Subscribe nowI’ve argued against the narrative of “dinosaur dominance” for years now. I hated hearing “dinosaurs ruled the Earth” coming from my own mouth. So I tried to change it. When the Society of Vertebrate Paleontology asked me to give a keynote at their 2023 annual meeting, I challenged the fable that dinosaurs were supreme - both in popular culture and in actual ancient ecosystems - and repeated myself in Aeon and Popular Science. But why would anyone listen to me? This is a time when toxic masculinity and fascism aren’t just corrosive social phenomena, they’re big business, and so dinosaurs must be hyped as the biggest, meanest, most adaptive, relentless animals of all time. The Dinosaurs perfectly captures this rotten moment, every interaction between living things boiled down to a crusty rime of who’s holding power over whom.
Of course we miss the dinosaurs. For many of us, the reptiles are friends we’ve held for longer than people in our lives. But I worry about the sense that the Earth rightfully belonged to the dinosaurs, or that indifferent nature treated them unfairly. The dinosaurs were part of our planet. Not lords of it.

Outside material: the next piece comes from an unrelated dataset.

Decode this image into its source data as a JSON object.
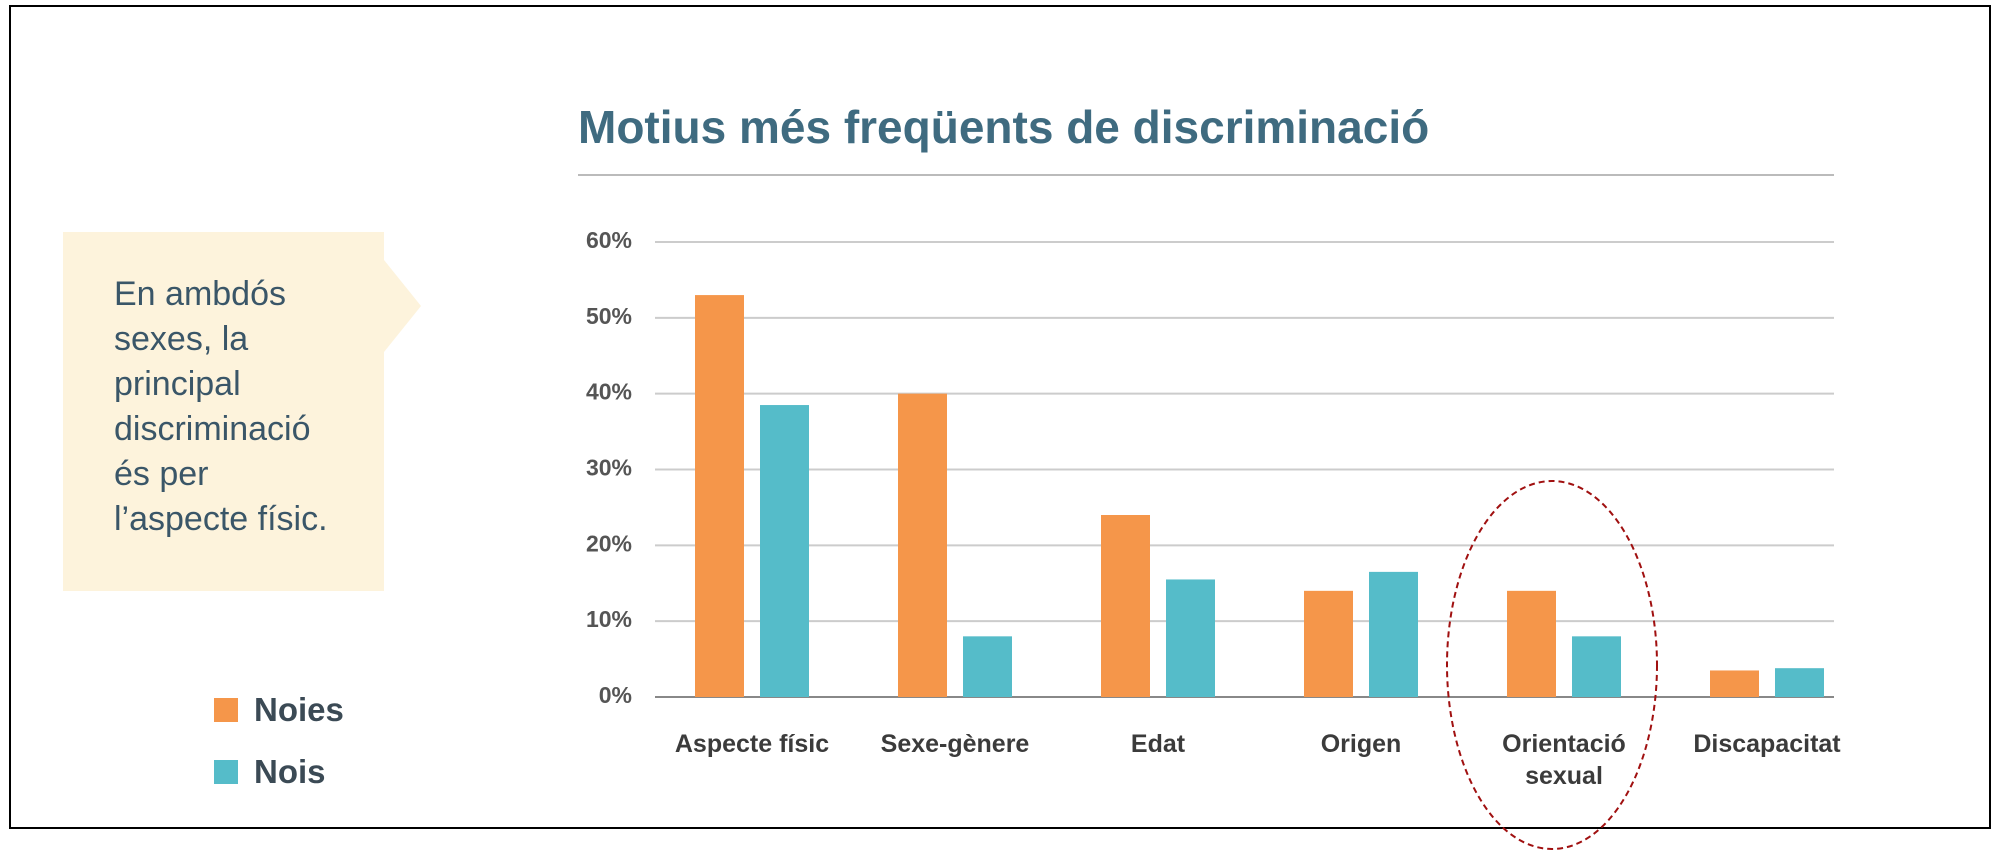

You wouldn’t know from watching The Dinosaurs. There is no sense of community in the program, no sense of basic ecology that would demonstrate how an animal like T. rex could only exist because of many, many other lives that created the ecosystem the carnivore inhabited and, in turn, shaped. There is no sense of reciprocity or any relationship other than one centered around conquest. The focus of the show is on dinosaurian control only, as if each and every sauropod and spinosaur was doing their part in claiming the Earth for themselves. The Dinosaurs’ view of nature is “the powerful rule and the weak drool,” casting geopolitical ideas of ownership over ancient times when there were no borders - there was just life gardening itself through innumerable, stunning relationships.
We’ve come to learn so much about dinosaurs. But if we remain obsessed over the reign, the supremacy, and the dominance of the dinosaurs? Then we don’t know them at all.